…А потом случилось это… Именно так, как я себе и представлял. Потемнело в глазах. Стало трудно дышать. Я почувствовал, как моя раковина стремительно сжимается – и створки вдруг сомкнулись. Я оказался запертым в собственном теле. Меня охватила паника. Я попытался позвать на помощь, но не услышал своего голоса. Кажется, я падал – чьи-то руки подхватили меня. Это были руки Грома. Его запах – запах свежего пота и наших с ним любимых лакричных конфет. Длинные волосы скользнули по моему лицу, и это было щекотно.
– Малыш, ты чего? Эй, очнись! Это оно, да? Скажи, это оно? Не сейчас, слышишь? Не сейчас!

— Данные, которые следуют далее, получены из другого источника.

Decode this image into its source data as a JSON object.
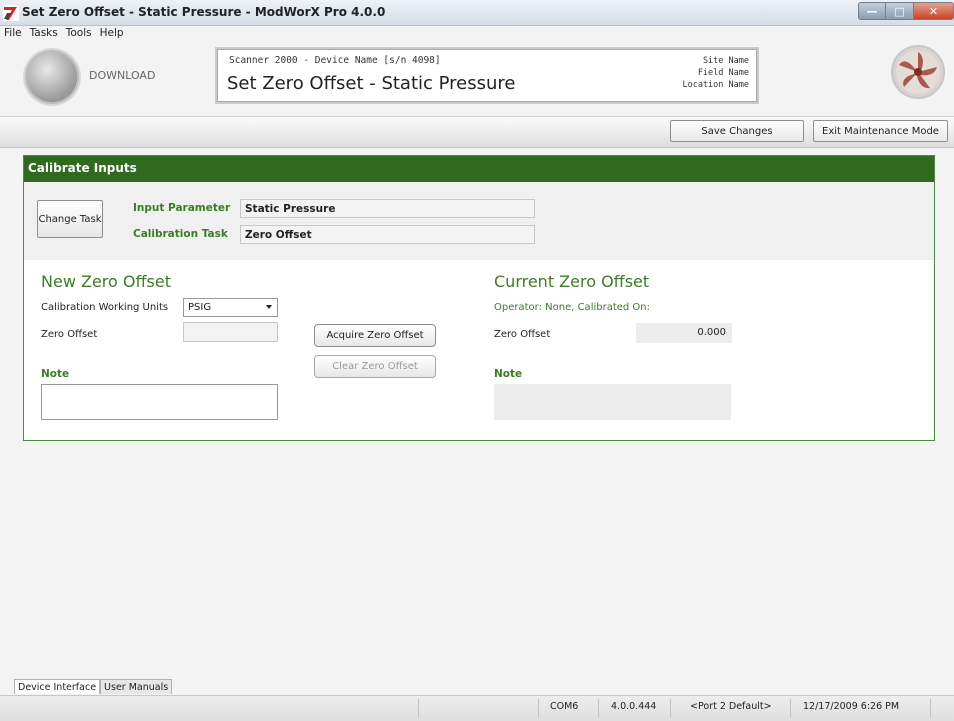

– Раковина… – только и смог выдавить из себя я, проваливаясь в пустоту.
Очнулся я, надо понимать, в больнице. Впрочем, очнулся – это громко сказано. Сознание работало превосходно. Я слышал голоса – некоторые даже были мне знакомы. Ощущал, как сквозняк шевелит упавшую на лоб прядь. Но, по-прежнему, ничего не видел, не мог произнести ни слова или даже просто пошевелиться – хотя бы убрать эти волосы. Просто лежал в своём теле, как в гробу. Что называется, доигрался. Мечты сбываются. Ты ведь хотел не видеть всех этих людей и быть избавленным от необходимости говорить с ними? Получи, распишись. Можешь теперь, сколько душе угодно, молчать и думать. Это всё, что тебе остаётся, приятель. И неизвестно – как долго это всё продлится, чем закончится…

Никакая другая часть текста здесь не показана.